Group claims CPS has racial disparity in suspensions
COLUMBIA- Columbia Public School's out-of-school suspension rates for black students is double the rate of out-of-school suspensions given to white students, according to a report by Civil Rights Data Collection.
In data reported for the 2015-2016 school year, out of the 822 school suspensions, over 50 percent of them were for black students, though black students only counted for 20 percent of the district's overall population.
White students, who make up over 60 percent of the district's population, received only 32 percent of the out-of-school suspensions.
Katherine Miller is the parent of a CPS student who was suspended in middle school. She said that having an advocate for either the parents or the students could help change the disparity.

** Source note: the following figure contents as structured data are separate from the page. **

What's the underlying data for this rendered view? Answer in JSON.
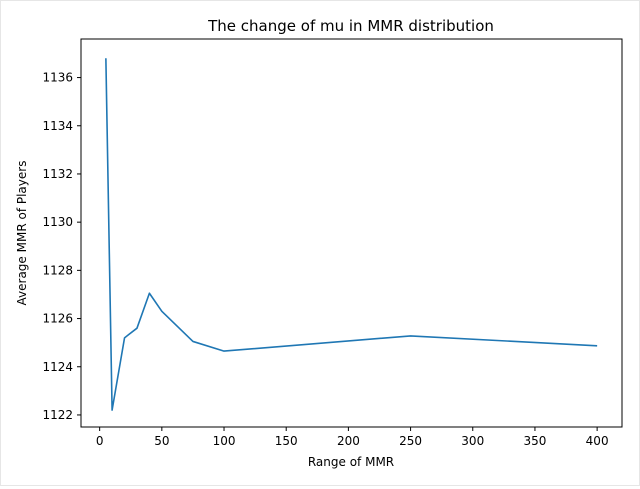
{
  "chart_data": {
    "type": "line",
    "title": "The change of mu in MMR distribution",
    "xlabel": "Range of MMR",
    "ylabel": "Average MMR of Players",
    "xlim": [
      -15,
      420
    ],
    "ylim": [
      1121.5,
      1137.6
    ],
    "xticks": [
      0,
      50,
      100,
      150,
      200,
      250,
      300,
      350,
      400
    ],
    "yticks": [
      1122,
      1124,
      1126,
      1128,
      1130,
      1132,
      1134,
      1136
    ],
    "grid": false,
    "line_color": "#1f77b4",
    "series": [
      {
        "x": [
          5,
          10,
          20,
          30,
          40,
          50,
          75,
          100,
          250,
          400
        ],
        "values": [
          1136.8,
          1122.2,
          1125.2,
          1125.6,
          1127.05,
          1126.3,
          1125.05,
          1124.65,
          1125.28,
          1124.87
        ]
      }
    ]
  }
}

"In all ethnicities we have education gaps, and I think there is definitely an education gap in the African American community," said Miller. "And when there is not someone to help advocate for a parent or find the words they need to speak for their child, then things are often left unsaid and the child suffers."
In the 2013-2014 school year, the number of out-of-school suspensions were higher than the 2015-2016 school year at 957 suspensions, but the percentages remained about the same. Black students received over 50 percent of the school suspensions while white students received 32 percent.
Emily Hanson of the ACLU said that this problem goes beyond Columbia.
"This is a problem in Columbia, but this is not Columbia’s problem, this is a state-wide problem," said Hanson. "Missouri as a state really needs to reckon with the rates we are seeing here. We need to be moving forward on community basis but also understanding there is nothing going on here we’re not seeing replicated other places."
ACLU also said that in Missouri, black students are almost 5 times more likely to be suspended than a white student.
KOMU reached out to CPS five times Thursday for comment, but did not get a response.